We made our way through the corridors of the Halls of Judgment as well as we could, which wasn’t very. What had been a single straight, wide corridor had somehow turned into a twisty maze of little passages, all the same. We must have wandered those halls for two or three hours, getting more and more lost, with none of us willing to admit it. We tried marking the walls with the points of our swords, keeping to the left-hand paths, but nothing worked. And the really odd thing was that none of the passages led anywhere except to other passages. That is, there were no rooms, stairways, doors, or anything else.
The purple robes we asked to lead us out just looked at us blankly. Aliera had buckled Kieron’s greatsword onto her back and was grimly not feeling the weight. Morrolan was equally grim about not feeling anything. Neither Loiosh nor I felt like talking. No one else had any good suggestions, either. I was getting tired.

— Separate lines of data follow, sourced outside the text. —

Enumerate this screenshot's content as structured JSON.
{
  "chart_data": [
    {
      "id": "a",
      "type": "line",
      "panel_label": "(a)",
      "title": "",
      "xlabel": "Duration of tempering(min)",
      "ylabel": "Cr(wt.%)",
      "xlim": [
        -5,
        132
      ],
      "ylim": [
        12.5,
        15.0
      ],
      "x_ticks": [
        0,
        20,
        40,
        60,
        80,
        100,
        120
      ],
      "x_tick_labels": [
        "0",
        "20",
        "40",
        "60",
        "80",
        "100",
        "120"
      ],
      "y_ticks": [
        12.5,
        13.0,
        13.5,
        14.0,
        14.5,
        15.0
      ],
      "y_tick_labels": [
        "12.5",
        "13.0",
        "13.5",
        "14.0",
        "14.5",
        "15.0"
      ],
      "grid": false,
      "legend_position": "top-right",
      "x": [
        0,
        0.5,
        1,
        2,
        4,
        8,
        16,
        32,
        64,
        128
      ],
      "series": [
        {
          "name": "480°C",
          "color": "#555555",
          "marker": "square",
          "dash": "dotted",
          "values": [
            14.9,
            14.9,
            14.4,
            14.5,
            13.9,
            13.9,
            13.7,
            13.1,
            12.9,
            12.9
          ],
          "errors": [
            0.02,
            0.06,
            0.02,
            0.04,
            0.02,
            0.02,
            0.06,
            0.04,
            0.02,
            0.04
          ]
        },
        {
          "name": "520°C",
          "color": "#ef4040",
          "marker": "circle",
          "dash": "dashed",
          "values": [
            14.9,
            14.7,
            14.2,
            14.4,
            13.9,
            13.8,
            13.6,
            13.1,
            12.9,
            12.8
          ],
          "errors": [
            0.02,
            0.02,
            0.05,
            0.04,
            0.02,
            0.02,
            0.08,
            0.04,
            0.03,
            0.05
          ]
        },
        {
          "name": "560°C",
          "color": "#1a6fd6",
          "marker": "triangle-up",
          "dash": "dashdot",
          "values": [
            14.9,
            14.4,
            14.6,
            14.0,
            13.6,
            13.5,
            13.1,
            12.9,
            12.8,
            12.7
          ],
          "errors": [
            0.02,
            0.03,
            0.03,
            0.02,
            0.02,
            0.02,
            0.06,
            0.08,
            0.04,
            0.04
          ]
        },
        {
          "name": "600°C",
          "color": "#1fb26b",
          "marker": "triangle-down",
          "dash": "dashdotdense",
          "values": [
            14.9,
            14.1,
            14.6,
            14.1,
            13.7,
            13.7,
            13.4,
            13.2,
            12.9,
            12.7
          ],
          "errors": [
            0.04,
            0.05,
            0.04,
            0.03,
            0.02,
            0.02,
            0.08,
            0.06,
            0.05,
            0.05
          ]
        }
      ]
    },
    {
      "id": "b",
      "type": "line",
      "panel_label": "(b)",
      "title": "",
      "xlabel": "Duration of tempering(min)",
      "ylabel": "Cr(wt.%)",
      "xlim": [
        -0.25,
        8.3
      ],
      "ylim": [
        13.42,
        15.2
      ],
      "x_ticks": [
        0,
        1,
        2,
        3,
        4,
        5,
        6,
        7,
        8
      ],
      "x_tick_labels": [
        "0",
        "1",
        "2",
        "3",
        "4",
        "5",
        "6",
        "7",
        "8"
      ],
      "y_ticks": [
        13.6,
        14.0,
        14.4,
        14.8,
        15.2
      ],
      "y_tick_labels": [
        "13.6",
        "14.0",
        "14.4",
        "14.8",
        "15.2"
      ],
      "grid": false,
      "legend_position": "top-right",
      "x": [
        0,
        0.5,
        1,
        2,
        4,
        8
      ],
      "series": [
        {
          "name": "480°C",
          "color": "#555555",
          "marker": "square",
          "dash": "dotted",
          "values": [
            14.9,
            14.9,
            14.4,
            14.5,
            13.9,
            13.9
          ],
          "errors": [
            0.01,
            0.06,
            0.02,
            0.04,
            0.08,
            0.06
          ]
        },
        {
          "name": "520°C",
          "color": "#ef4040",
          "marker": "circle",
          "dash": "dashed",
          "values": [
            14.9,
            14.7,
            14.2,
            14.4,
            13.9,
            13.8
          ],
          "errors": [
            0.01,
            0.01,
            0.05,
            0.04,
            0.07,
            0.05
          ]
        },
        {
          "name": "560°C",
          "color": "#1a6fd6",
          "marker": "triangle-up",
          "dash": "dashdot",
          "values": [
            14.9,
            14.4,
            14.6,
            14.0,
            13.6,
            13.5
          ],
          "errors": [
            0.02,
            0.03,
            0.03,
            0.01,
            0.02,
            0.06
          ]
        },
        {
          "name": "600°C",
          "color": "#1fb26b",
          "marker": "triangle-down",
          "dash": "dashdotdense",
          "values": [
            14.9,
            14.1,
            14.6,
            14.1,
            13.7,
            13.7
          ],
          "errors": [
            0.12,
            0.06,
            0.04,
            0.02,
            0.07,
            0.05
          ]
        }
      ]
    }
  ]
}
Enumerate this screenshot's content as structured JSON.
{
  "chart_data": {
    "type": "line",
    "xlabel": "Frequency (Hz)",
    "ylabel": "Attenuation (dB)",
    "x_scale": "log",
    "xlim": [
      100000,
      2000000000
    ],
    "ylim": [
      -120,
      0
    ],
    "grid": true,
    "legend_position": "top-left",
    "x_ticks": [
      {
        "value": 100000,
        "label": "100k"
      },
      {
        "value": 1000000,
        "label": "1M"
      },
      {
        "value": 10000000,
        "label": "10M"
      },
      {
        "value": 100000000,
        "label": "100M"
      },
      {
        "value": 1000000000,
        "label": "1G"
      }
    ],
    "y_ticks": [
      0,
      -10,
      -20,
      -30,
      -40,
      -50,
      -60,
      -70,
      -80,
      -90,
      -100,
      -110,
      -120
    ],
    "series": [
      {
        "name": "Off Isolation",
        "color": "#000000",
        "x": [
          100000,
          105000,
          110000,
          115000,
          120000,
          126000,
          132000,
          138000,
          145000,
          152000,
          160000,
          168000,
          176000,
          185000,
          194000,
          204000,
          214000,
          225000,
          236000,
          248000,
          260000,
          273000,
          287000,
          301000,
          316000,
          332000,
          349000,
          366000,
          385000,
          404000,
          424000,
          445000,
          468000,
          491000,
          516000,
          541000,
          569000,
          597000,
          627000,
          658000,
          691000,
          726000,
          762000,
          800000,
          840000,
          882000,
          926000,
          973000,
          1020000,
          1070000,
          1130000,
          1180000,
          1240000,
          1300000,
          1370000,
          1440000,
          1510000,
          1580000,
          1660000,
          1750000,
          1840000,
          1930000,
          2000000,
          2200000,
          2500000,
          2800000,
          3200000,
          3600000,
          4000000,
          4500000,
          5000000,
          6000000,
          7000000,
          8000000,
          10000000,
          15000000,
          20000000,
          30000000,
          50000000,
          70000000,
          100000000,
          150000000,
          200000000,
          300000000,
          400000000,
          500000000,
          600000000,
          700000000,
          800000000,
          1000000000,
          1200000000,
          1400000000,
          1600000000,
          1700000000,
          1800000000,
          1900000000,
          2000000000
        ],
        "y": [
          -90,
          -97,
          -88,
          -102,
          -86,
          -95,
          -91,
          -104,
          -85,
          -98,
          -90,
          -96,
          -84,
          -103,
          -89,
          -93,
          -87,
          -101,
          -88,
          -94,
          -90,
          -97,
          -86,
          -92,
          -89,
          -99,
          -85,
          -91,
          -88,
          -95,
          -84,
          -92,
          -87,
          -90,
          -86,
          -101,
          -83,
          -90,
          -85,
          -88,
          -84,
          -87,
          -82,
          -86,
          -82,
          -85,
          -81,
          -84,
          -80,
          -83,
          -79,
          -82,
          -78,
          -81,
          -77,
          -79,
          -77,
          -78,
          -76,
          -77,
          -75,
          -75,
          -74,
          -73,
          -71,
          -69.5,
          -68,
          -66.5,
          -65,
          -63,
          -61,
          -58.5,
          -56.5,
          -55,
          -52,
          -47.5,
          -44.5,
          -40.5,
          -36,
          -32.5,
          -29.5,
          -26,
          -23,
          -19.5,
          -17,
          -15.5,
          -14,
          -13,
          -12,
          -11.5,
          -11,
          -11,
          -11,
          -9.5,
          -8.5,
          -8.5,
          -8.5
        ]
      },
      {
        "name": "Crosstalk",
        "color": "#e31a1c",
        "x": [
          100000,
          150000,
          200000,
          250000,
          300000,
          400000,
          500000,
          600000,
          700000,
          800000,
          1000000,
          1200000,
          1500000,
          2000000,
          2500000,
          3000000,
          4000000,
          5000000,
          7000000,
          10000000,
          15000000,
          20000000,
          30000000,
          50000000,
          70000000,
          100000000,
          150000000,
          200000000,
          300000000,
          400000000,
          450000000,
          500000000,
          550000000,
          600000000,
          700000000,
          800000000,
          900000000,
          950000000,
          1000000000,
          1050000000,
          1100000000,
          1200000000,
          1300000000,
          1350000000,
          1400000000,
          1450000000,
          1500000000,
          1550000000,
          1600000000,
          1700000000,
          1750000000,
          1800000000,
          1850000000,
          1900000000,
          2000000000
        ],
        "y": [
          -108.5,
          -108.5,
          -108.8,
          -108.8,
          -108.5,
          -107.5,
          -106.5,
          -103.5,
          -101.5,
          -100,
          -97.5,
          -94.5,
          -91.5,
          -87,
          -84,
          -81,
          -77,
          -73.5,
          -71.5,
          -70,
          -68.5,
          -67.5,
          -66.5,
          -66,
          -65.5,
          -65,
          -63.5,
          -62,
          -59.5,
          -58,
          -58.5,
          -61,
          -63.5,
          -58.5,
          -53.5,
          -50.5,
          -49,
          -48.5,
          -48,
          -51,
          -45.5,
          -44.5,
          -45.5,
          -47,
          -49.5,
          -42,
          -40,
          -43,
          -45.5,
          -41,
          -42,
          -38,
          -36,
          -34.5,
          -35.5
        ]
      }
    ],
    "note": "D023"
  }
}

We stopped and rested, leaning against a wall. Aliera tried to sit down on the floor and discovered that the greatsword on her back made this impossible. She looked disgusted. I think she was close to tears. So was I for that matter.
We talked quietly for a while, mostly complaining. Then Morrolan said, “All right. This isn’t working. We are going to have to find the gods and convince them to let us go.”
“No,” said Aliera. “The gods will prevent you from leaving.”
“The gods do not have to prevent me from leaving; these halls are doing a quite sufficient job of that.”
Aliera didn’t answer.
Morrolan said, “I suspect we could wander these halls forever without finding a way out. We need to ask someone, and I, for one, can think of no better expert than Verra.”
“No,” said Aliera.
“Are you lost, then?” came a new voice. We turned, and there was Baritt once again. He seemed pleased. I scowled but kept my mouth shut.
“Who are you?” asked Aliera.
Morrolan said, “This is Baritt.”
Baritt said, “And you?”
“I am Aliera.”
His eyes widened. “Indeed? Well, this is, indeed, droll. And you are trying to return to living lands, are you not? Well then, I crave a favor. If you succeed, and I am still alive, don’t visit me. I don’t think I could stand it.”
Aliera said, “My Lord, we are—”
“Yes, I know. I cannot help you. There is no way out except the one you know. Any purple robe can guide you back there. I am sorry.”
And he did actually seem to be sorry, too, but he was looking at Aliera as he said it.
Aliera scowled and her nostrils flared. She said, “Very well, then,” and we left Baritt standing there.
Finding a purple robe in that place was about as difficult as finding a Teckla in the market. And, yes, the purple robe was willing to escort us back to see the gods. She seemed to have no trouble finding the large passage. The thought crossed my mind that we could just turn around and take this passage out the way we’d come. I didn’t suggest it because I had the feeling it wouldn’t work.